Что верно, то верно, мысленно согласился я. Мелодичный голос Фульвии возбуждал меня ничуть не меньше, чем ее — образ Геркулеса в женской одежде. Клодия опустилась на кровать рядом с девушкой и взяла ее за руку.
— Твое любопытство удовлетворено, Деций? Нам с Фульвией нужно многое обсудить наедине.
— Не смею мешать. Сейчас я покину вас, предоставив вам вернуться… к вашим прерванным занятиям. Сожалею о постигшей тебя утрате, Клодия.
— Спасибо, Деций. Бедный Нерон… Увы, многим из нас суждено умереть безвременно.
Напутствуемый этой загадочной и зловещей фразой, я удалился.
Еще не успел я отойти от дома Целера, как навстречу мне попалась женщина, закутанная в покрывало. Очертания ее фигуры показались мне смутно знакомыми, однако я не стал оборачиваться сразу и оглянулся лишь несколько мгновений спустя, успев заметить, что она входит в двери дома, из которого я только что вышел.
Пройдя по улице еще немного, я обнаружил винную лавку с зазывно распахнутыми дверями. Лавочник налил мне кубок вина из одного из громадных кувшинов, стоявших на прилавке, и я уселся за стол у дверей. Отсюда я мог следить за дверями Клодии и обдумать то, что мне удалось от нее узнать.
Я знал, когда дело касается Клодии, не следует увлекаться скороспелыми выводами. И все-таки из разговора с ней я вынес несколько любопытных заключений.
Во-первых, Клодия не знала о смерти Нерона и, следовательно, вряд ли выступала заказчицей убийства. Во-вторых, стоило мне предположить, что у участниц ритуала могут потребовать свидетельских показаний на законном основании, как она встревожилась. Причем столь сильно, что, вопреки своему обыкновению, не сумела скрыть обуревавших ее чувств. Фульвия нарушила мои планы, предположив, что в этом случае Клодий вряд ли будет обвинен в тяжком святотатстве. Ее вмешательство раздосадовало меня, но теперь я сознавал, что маленькая потаскушка, сама того не желая, снабдила меня пищей для дальнейших размышлений.
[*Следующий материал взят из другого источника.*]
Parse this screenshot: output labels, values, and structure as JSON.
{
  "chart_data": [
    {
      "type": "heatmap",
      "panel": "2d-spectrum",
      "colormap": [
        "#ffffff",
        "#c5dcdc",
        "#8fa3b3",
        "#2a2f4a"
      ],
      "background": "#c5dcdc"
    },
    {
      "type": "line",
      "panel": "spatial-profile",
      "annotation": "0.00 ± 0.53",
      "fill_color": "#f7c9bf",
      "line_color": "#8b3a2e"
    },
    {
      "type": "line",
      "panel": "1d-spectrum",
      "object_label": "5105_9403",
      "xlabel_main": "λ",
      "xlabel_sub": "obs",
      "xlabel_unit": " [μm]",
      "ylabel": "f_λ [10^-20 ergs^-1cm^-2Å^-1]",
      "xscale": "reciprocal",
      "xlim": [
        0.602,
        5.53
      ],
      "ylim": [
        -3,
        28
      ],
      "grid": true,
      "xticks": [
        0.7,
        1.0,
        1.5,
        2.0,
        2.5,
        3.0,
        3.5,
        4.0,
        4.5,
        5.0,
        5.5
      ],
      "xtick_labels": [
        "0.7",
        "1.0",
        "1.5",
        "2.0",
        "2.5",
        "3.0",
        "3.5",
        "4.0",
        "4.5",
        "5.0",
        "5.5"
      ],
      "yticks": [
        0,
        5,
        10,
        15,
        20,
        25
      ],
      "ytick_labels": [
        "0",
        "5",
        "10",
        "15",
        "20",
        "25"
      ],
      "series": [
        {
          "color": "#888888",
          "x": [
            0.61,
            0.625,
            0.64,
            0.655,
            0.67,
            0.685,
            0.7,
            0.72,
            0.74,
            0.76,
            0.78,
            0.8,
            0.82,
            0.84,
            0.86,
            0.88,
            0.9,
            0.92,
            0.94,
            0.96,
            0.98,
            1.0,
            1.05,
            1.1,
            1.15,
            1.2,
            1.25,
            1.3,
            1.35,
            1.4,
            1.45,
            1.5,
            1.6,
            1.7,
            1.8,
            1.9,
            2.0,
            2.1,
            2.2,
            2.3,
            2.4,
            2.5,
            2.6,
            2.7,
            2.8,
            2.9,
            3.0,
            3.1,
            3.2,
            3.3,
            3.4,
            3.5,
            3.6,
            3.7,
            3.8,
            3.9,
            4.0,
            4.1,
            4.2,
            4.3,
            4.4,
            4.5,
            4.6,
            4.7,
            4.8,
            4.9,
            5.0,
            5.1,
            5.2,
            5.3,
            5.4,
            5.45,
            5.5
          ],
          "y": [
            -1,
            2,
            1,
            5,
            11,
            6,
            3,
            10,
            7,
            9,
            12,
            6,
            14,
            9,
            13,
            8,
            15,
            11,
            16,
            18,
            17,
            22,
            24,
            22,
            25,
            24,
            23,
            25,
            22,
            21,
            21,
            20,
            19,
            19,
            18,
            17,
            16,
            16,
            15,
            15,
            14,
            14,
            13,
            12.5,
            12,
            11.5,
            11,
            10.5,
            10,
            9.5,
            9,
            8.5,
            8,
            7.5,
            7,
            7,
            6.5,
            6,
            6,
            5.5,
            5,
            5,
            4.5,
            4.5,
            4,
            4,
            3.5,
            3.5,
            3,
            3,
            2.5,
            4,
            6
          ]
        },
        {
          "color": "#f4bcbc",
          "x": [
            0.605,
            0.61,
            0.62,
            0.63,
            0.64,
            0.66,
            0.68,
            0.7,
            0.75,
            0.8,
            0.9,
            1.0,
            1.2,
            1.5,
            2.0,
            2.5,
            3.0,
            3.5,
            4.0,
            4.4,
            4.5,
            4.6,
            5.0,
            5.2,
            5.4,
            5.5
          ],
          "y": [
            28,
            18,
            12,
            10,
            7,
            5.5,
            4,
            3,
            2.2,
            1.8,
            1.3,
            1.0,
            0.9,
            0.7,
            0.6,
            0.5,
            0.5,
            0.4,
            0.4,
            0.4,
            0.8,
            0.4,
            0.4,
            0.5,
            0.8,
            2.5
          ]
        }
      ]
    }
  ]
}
Мысль о том, что ее драгоценному брату больше не угрожает обвинение в святотатстве, ничуть не утешила Клодию, которая по-прежнему пребывала в расстроенных чувствах. Это обстоятельство представлялось мне чрезвычайно важным. Значит, знает, помимо осквернения ритуала, ее братец натворил что-то еще. Но что именно? Флиртовал с женой Цезаря, которая, как известно, должна быть выше подозрений? Нет, подобное предположение просто смешно. По нормам римской морали, связь с замужней женщиной считается проступком чуть более серьезным, чем появление на играх без тоги.